Settlers monopolise international relations: Tomohiro Harada, ‘Seeing like a people: Indigenous diplomacies and struggles for self-determination under the United Nations system’, European Journal of International Relations, 2025

05Oct25

Abstract: Since the beginning of the League of Nations and the United Nations (UN), Indigenous Peoples have been frequently denied participation in the formal meetings of the UN as representatives of their Peoples, constituted by their respective governments. Instead, they have been participating formally under the UN System under the auspices of non-governmental organizations (NGOs), or through Member States as substate actors. Accordingly, International Relations (IR) literature has broadly studied Indigenous Peoples under the UN System under the guises of transnational actors, lobby groups, civil society, experts, and most notably, NGOs, or simply assumed to be represented under the mantle of States in which they live.

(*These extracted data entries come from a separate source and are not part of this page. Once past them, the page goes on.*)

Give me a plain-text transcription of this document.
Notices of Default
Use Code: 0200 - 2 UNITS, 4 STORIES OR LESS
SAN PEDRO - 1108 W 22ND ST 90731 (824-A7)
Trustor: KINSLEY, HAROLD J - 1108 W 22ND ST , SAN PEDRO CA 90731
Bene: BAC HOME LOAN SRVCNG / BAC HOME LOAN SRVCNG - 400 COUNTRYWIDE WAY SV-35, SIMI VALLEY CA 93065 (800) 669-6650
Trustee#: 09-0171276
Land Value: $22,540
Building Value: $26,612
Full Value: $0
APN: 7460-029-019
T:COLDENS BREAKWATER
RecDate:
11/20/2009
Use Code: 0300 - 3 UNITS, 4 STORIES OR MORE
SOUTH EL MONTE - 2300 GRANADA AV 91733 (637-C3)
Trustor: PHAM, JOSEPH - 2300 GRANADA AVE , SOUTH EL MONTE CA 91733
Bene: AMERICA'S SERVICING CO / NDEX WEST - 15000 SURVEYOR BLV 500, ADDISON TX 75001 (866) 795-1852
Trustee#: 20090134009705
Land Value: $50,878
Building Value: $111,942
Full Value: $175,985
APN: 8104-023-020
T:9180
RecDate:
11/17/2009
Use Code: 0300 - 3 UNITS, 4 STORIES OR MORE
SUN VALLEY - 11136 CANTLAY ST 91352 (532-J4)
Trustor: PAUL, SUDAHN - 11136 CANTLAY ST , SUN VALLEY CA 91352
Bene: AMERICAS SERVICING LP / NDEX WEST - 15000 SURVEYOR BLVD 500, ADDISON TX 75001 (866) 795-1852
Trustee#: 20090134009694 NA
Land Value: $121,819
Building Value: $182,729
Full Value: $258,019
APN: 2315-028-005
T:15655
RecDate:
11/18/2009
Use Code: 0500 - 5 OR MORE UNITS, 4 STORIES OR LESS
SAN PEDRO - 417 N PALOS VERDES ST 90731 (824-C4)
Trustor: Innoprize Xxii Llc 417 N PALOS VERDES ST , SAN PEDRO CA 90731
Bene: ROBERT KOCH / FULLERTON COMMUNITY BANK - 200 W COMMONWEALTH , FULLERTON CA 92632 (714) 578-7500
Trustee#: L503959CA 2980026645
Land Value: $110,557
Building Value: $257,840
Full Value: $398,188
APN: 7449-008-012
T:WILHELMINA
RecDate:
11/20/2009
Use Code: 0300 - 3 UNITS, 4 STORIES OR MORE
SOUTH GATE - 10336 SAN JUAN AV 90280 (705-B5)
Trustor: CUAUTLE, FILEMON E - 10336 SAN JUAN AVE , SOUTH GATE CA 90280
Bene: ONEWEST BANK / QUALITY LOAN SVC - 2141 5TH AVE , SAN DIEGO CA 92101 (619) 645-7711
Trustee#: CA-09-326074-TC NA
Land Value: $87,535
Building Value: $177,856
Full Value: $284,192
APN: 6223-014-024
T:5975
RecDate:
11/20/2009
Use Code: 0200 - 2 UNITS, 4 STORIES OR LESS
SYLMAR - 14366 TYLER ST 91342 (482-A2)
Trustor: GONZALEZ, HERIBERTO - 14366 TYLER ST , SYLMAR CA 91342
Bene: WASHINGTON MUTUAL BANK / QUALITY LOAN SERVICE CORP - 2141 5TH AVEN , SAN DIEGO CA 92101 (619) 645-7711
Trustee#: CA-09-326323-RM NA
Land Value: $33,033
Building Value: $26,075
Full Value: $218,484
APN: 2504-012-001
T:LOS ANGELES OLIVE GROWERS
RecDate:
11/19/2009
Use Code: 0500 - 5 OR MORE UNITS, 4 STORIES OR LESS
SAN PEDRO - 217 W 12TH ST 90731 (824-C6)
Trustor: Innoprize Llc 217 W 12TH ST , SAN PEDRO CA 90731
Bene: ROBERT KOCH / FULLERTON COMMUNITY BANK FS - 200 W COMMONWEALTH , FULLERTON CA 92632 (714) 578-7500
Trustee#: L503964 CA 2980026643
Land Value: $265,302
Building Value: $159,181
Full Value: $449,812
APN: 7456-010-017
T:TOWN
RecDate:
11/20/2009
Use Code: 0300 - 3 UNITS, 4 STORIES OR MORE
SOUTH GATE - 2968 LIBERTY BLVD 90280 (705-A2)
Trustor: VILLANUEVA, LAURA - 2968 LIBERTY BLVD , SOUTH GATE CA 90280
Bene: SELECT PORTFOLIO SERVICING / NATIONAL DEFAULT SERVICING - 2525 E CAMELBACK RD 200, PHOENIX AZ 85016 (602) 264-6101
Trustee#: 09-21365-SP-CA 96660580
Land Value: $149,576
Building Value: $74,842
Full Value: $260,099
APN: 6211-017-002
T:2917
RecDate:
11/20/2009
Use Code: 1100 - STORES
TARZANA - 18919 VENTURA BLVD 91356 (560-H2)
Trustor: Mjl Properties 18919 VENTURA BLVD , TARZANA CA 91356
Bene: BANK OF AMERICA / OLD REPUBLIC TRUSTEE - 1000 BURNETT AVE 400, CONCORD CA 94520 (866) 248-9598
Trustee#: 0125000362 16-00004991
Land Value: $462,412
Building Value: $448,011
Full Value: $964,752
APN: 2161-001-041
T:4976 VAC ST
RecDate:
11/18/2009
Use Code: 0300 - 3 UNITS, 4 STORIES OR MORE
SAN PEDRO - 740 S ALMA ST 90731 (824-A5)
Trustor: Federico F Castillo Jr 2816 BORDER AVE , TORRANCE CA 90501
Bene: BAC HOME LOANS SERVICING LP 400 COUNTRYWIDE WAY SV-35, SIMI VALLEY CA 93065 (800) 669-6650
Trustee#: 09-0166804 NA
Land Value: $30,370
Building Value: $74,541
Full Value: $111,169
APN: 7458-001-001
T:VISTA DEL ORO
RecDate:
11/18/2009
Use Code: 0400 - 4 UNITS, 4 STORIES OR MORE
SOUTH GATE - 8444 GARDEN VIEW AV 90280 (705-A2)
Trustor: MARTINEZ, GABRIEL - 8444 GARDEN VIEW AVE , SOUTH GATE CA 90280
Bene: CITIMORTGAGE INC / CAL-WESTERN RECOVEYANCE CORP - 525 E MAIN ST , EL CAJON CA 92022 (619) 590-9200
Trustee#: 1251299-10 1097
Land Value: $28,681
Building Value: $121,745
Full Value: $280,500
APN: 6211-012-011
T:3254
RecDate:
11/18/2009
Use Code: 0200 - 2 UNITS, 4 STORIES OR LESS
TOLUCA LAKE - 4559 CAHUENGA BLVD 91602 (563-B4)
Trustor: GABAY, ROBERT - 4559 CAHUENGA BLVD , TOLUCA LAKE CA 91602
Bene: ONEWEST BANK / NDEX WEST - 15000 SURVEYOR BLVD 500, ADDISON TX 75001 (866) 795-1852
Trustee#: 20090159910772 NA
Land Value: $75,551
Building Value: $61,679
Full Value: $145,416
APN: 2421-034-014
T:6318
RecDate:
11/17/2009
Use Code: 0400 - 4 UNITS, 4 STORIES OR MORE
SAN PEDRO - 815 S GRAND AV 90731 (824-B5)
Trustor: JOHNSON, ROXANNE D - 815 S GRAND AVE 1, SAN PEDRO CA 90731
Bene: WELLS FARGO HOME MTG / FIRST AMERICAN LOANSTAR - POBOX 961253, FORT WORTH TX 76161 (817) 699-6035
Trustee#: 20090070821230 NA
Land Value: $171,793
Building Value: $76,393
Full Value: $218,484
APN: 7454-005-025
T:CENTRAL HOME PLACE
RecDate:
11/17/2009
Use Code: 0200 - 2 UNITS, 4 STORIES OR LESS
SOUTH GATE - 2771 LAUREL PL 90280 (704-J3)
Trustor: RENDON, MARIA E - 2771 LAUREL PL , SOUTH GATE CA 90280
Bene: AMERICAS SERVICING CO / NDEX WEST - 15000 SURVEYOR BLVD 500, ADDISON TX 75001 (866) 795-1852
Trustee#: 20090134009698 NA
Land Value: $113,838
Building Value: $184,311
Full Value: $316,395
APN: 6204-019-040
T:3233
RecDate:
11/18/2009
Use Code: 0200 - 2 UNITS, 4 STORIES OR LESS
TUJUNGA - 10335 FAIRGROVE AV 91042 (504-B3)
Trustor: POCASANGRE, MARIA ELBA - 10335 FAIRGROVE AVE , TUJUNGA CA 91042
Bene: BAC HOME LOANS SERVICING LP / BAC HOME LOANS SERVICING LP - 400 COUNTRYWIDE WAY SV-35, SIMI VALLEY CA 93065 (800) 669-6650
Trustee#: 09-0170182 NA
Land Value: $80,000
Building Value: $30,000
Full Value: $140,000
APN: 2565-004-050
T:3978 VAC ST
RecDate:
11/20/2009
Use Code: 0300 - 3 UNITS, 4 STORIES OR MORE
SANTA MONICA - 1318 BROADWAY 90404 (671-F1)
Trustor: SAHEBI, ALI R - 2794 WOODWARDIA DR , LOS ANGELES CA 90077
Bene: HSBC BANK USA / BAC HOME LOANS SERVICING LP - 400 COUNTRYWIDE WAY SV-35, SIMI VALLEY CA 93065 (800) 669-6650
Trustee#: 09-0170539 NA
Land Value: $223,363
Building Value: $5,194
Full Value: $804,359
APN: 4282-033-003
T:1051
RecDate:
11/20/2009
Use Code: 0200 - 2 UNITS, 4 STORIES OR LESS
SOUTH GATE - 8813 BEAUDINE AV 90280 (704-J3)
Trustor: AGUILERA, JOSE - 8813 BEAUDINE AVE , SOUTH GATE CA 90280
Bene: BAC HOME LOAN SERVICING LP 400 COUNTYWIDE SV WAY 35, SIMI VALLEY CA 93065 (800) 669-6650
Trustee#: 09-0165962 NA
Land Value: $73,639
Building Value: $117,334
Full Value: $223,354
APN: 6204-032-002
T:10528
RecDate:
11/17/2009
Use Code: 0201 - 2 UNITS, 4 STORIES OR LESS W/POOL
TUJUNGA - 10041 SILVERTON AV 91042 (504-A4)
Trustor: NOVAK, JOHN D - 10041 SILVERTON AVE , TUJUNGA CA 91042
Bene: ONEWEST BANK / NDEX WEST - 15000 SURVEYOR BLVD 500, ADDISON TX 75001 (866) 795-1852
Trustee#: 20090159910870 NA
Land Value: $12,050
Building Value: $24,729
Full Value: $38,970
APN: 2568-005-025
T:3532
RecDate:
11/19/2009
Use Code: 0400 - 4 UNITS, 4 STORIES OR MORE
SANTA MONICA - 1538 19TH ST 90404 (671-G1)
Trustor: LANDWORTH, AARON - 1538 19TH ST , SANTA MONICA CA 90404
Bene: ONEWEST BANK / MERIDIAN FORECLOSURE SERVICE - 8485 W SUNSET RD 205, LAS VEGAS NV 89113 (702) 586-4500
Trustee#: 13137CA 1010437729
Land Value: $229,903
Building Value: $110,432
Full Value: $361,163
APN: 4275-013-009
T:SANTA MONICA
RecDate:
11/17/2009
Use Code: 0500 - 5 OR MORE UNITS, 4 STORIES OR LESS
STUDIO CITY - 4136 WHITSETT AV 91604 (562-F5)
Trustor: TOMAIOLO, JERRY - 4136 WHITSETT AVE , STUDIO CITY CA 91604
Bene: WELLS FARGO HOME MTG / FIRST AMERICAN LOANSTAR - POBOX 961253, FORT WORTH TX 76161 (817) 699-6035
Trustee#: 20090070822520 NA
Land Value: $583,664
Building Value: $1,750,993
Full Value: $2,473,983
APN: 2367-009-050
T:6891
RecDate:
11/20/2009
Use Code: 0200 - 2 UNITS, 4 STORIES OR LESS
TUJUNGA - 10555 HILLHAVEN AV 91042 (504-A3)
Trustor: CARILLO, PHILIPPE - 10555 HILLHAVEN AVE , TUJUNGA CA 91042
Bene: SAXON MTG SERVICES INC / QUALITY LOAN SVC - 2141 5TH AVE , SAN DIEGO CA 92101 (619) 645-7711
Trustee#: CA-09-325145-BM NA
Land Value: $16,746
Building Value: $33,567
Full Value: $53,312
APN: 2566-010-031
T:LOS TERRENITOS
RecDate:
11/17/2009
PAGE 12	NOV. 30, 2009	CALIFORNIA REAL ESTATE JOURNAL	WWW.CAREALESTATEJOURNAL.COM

Accordingly, it pays little attention to how Indigenous Peoples’ right to self-determination is constituted in their practices directly under the UN System. This paper will illustrate Indigenous Peoples’ diplomacies and argue that their diplomacies constitute distinct agencies and practices of self-determination in the UN System which are aimed to challenge the dominance of sovereign States under the UN System and international order, but not without practical constraints. Nevertheless, I argue that Indigenous Peoples should be studied as distinct diplomatic actors under the UN System and in IR.